Part of Advances in Neural Information Processing Systems 32 (NeurIPS 2019)
Sascha Saralajew, Lars Holdijk, Maike Rees, Ebubekir Asan, Thomas Villmann
Abstract Neural networks are state-of-the-art classification approaches but are generally difficult to interpret. This issue can be partly alleviated by constructing a precise decision process within the neural network. In this work, a network architecture, denoted as Classification-By-Components network (CBC), is proposed. It is restricted to follow an intuitive reasoning based decision process inspired by Biederman's recognition-by-components theory from cognitive psychology. The network is trained to learn and detect generic components that characterize objects. In parallel, a class-wise reasoning strategy based on these components is learned to solve the classification problem.

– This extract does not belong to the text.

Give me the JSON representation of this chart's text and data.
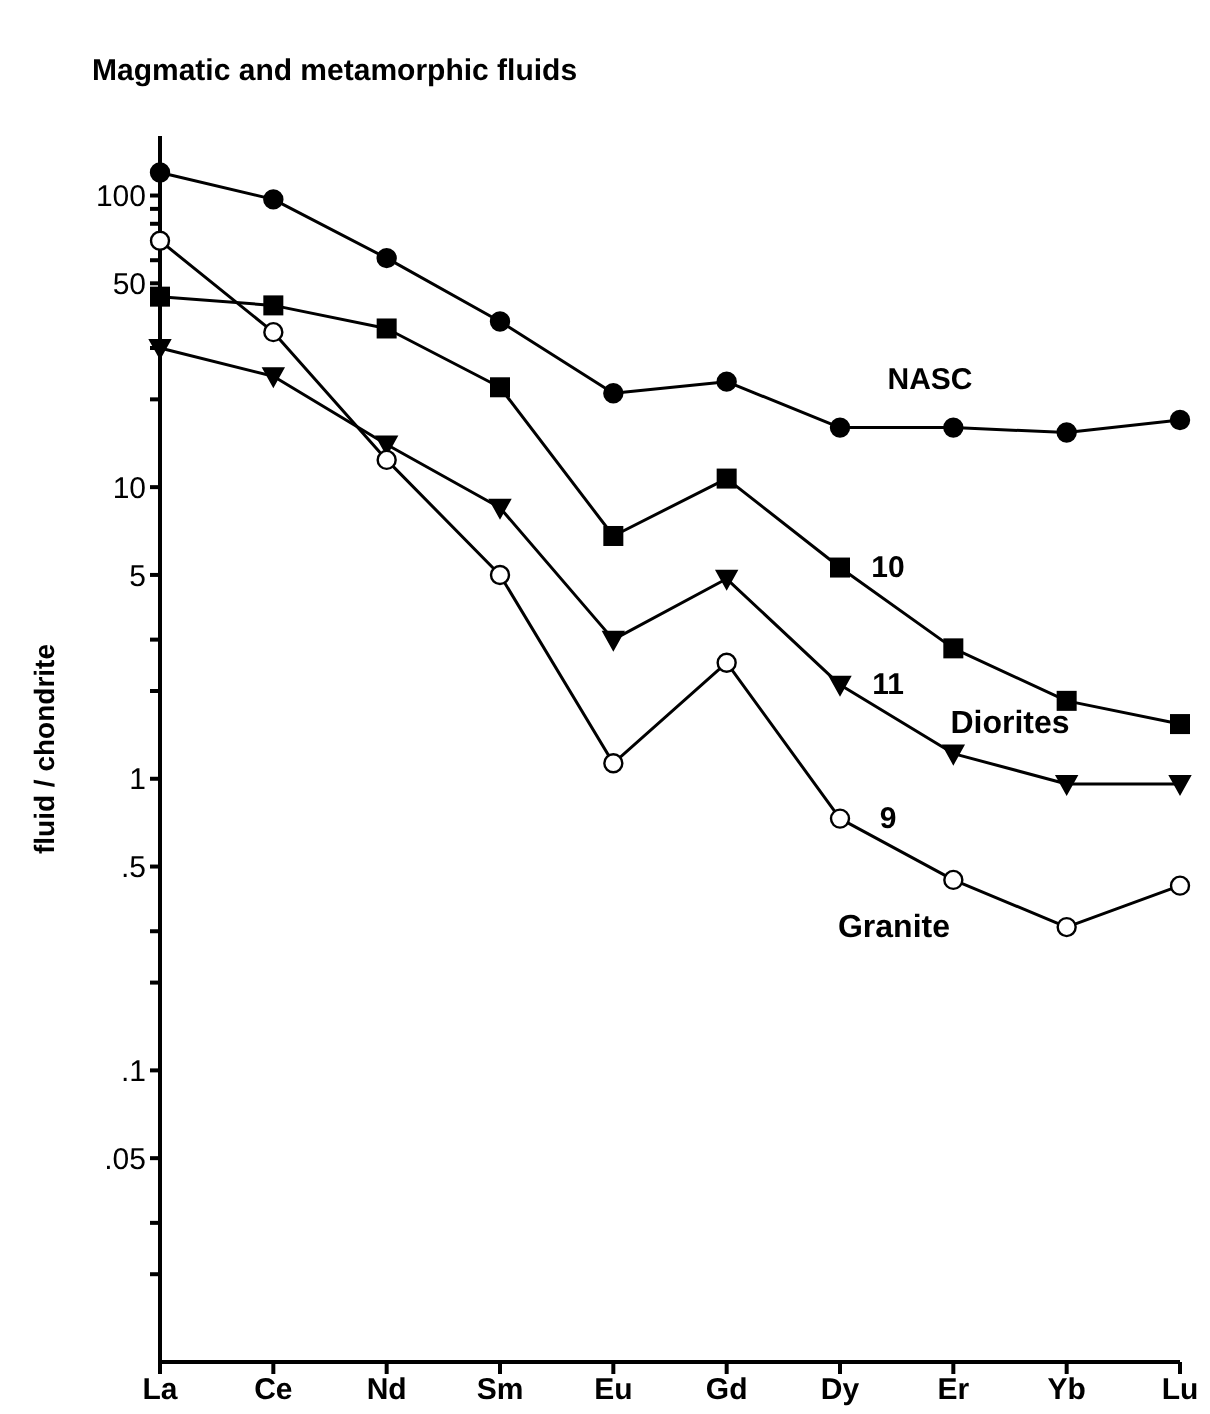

In contrast to other work on reasoning, we propose three different types of reasoning: positive, negative, and indefinite. These three types together form a probability space to provide a probabilistic classifier. The decomposition of objects into generic components combined with the probabilistic reasoning provides by design a clear interpretation of the classification decision process. The evaluation of the approach on MNIST shows that CBCs are viable classifiers. Additionally, we demonstrate that the inherent interpretability offers a profound understanding of the classification behavior such that we can explain the success of an adversarial attack. The method's scalability is successfully tested using the ImageNet dataset.